NumPy: calculate cumulative median

Question

I have sample with size = n.

I want to calculate for each i: 1 <= i <= n median for sample[:i] in numpy. For example, I counted mean for each i:

cummean = np.cumsum(sample) / np.arange(1, n + 1)

Can I do something similar for the median without cycles and comprehension?

Answer 1

Knowing that Python has a heapq module that lets you keep a running 'minimum' for an iterable, I did a search on heapq and median, and found various items for steaming medium. This one:

http://www.ardendertat.com/2011/11/03/programming-interview-questions-13-median-of-integer-stream/

has a class streamMedian that maintains two heapq, one with the bottom half of the values, the other with top half. The median is either the 'top' of one or the mean of values from both. The class has an insert method and a getMedian method. Most of the work is in the insert.

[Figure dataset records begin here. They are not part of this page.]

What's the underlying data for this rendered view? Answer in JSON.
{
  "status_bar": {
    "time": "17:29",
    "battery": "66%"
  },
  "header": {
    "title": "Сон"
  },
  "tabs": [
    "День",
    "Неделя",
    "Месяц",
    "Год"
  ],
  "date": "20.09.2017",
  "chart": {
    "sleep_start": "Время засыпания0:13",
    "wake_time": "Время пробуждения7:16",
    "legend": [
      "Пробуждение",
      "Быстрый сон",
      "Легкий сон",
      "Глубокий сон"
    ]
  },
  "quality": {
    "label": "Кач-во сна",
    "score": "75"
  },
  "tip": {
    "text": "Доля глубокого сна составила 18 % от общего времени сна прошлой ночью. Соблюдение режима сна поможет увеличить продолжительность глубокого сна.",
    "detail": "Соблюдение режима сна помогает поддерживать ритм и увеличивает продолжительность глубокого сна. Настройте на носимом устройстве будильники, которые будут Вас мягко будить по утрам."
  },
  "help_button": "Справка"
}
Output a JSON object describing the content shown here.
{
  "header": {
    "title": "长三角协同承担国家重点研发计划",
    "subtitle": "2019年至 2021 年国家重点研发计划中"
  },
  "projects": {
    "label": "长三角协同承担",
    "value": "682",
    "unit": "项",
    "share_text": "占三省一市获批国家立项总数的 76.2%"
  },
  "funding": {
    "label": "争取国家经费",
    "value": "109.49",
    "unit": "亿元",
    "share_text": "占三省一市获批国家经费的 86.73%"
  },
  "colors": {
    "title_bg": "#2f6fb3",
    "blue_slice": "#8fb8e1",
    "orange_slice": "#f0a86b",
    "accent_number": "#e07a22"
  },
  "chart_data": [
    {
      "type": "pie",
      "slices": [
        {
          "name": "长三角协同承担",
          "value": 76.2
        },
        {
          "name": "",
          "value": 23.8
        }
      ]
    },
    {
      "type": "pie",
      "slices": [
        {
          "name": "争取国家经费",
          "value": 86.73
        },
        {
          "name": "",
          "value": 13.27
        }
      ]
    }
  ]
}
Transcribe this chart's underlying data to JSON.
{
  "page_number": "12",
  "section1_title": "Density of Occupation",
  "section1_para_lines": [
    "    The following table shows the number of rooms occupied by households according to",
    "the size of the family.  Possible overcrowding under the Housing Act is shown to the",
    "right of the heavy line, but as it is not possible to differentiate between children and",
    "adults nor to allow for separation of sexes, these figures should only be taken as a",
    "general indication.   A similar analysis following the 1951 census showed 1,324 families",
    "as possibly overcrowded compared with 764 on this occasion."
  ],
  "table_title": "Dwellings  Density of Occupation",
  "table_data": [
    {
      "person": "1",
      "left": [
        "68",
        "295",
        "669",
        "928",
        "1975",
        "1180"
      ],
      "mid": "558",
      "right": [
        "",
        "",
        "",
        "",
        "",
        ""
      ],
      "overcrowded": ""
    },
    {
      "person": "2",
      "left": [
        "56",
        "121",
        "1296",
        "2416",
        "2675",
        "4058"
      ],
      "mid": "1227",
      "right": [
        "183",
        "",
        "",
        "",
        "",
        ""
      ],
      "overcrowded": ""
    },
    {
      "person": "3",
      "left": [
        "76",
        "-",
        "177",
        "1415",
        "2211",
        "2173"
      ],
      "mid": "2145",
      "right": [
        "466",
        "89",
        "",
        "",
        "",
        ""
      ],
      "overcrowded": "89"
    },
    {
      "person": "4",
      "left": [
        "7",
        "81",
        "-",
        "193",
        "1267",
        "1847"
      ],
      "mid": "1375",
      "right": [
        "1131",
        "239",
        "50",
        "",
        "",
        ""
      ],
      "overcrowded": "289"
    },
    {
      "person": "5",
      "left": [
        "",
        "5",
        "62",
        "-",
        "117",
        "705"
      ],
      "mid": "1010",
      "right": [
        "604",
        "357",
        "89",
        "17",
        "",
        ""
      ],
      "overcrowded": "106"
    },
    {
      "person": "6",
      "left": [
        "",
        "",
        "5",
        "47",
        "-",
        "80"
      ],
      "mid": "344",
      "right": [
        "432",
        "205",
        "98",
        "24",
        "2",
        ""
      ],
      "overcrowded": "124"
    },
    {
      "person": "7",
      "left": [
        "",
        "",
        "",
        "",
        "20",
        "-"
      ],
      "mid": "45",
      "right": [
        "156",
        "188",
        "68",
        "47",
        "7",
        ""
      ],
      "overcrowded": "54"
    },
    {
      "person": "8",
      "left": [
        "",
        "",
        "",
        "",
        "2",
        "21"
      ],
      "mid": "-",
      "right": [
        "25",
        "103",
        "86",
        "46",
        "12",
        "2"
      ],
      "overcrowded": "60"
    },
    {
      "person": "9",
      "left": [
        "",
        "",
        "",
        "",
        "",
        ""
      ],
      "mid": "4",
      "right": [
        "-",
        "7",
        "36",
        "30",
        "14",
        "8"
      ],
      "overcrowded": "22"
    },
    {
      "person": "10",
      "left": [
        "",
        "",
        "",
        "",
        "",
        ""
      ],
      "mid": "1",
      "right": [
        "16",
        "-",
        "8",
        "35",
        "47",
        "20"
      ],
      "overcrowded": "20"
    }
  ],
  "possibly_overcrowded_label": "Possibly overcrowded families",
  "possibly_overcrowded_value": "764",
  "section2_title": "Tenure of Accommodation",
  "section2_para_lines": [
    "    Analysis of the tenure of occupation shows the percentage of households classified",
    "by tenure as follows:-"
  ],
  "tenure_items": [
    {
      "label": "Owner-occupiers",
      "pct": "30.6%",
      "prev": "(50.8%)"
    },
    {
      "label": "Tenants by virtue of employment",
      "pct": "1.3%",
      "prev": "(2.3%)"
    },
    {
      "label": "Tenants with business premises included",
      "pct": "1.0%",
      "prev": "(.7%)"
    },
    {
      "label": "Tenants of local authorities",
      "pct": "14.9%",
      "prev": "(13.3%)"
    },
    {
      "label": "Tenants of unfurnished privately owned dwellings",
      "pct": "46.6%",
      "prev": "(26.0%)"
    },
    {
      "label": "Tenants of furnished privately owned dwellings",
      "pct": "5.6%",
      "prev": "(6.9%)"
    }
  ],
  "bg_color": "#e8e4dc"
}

I copied that into an Ipython session, and defined:

def cummedian_stream(b):
    S=streamMedian()
    ret = []
    for item in b:
        S.insert(item)
        ret.append(S.getMedian())
    return np.array(ret)

Testing:

In [155]: a = np.random.randint(0,100,(5000))
In [156]: amed = cummedian_stream(a)
In [157]: np.allclose(cummedian_sorted(a), amed)
Out[157]: True
In [158]: timeit cummedian_sorted(a)
1 loop, best of 3: 781 ms per loop
In [159]: timeit cummedian_stream(a)
10 loops, best of 3: 39.6 ms per loop

The heapq stream approach is way faster.

---

The list comprehension that @Uriel gave is relatively slow. But if I substitute np.median for statistics.median it is faster than @Divakar's sorted solution:

def fastloop(a):
    return np.array([np.median(a[:i+1]) for i in range(len(a))])

In [161]: timeit fastloop(a)
1 loop, best of 3: 360 ms per loop

And @Paul Panzer's partition approach is also good, but still slow compared to the streaming class.

In [165]: timeit cummedian_partition(a)
1 loop, best of 3: 391 ms per loop

(I could copy the streamMedian class to this answer if needed).